With the sound of Chester’s words crashing through his head, Micah had moved the shotgun’s muzzle at the moment he pulled the trigger. The blast blew a hole six inches deep into the snow and frozen earth next to Sonny’s head. In his terror, Sonny had screamed nonstop for a full twenty minutes; finally his voice box broke, and as far as Micah knew, Sonny had not made a sound since. Micah had decided the hangman could have Sonny after all.

Now he heard Fay tell Jackson to leave. “I’ll see to him, Jackson,” she said. “You go on.”

“You know, Fay,” the old lawyer said, “it’ll be here in less than an hour.”

“I know. We’ll see how he feels. We’ll see. Now, you go on.”

With grumblings of reluctance, Micah heard Jackson leave. Again there was the rapping. “Micah, let me in. We need to talk.”

Micah wanted to shout that they did not need to talk; there was nothing either of them could say, but the weight of his indifference kept the words inside. Instead, he responded in the only way he could, with silence.

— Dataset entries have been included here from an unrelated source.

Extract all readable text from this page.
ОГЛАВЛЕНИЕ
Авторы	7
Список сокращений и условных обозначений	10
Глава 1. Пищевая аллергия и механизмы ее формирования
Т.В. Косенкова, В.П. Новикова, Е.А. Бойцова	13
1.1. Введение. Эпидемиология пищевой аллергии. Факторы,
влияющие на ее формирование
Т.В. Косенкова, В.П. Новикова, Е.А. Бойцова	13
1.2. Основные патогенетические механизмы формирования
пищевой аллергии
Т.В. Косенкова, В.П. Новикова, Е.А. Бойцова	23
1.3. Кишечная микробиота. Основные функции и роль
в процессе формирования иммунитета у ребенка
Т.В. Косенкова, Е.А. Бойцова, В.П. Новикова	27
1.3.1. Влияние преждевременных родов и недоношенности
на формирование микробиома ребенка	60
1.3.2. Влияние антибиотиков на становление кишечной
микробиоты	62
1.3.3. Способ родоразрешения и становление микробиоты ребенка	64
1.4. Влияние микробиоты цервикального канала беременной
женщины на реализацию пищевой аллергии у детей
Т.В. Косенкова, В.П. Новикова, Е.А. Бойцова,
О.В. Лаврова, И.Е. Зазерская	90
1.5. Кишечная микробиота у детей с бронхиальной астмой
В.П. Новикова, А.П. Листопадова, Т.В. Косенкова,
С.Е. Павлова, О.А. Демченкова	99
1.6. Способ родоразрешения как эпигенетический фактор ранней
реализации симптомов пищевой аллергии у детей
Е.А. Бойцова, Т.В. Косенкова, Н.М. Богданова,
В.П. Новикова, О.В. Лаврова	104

“Micah, I know your sadness for Chester. He was a man who knew things. And he was brave. Braver than us by far. Nothing mattered to Chester except what was right. He was ready to sacrifice himself for whatever he felt was right. He was ready to go to prison for what he felt was right.” There was a pause. When she began again, Micah could hear the tears in her voice. “You not killing Sonny, Micah, that was the right thing. And I’m guessing it was Chester who helped you know that. People like you and me, we’re good enough people. The world needs us to protect it against people like Sonny. But sometimes even good people need to be shown the right thing to do. We need someone like Chester Hedstrom to point the way. Maybe even show us it’s all right to sometimes take a risk. Chester could see things none of the rest of us could see. It was like we were all huddled in darkness, and ol’ Chester, he stood up, and he walked out into the light.”

She cleared her throat, and when she spoke again, in his mind’s eye, Micah could see her straighten the front of her dress in that prim, no-nonsense way she had. “His passing is a sad thing, and we’ll never forget him, but now, Micah McConners, it’s time for you to open up this door and let me in.”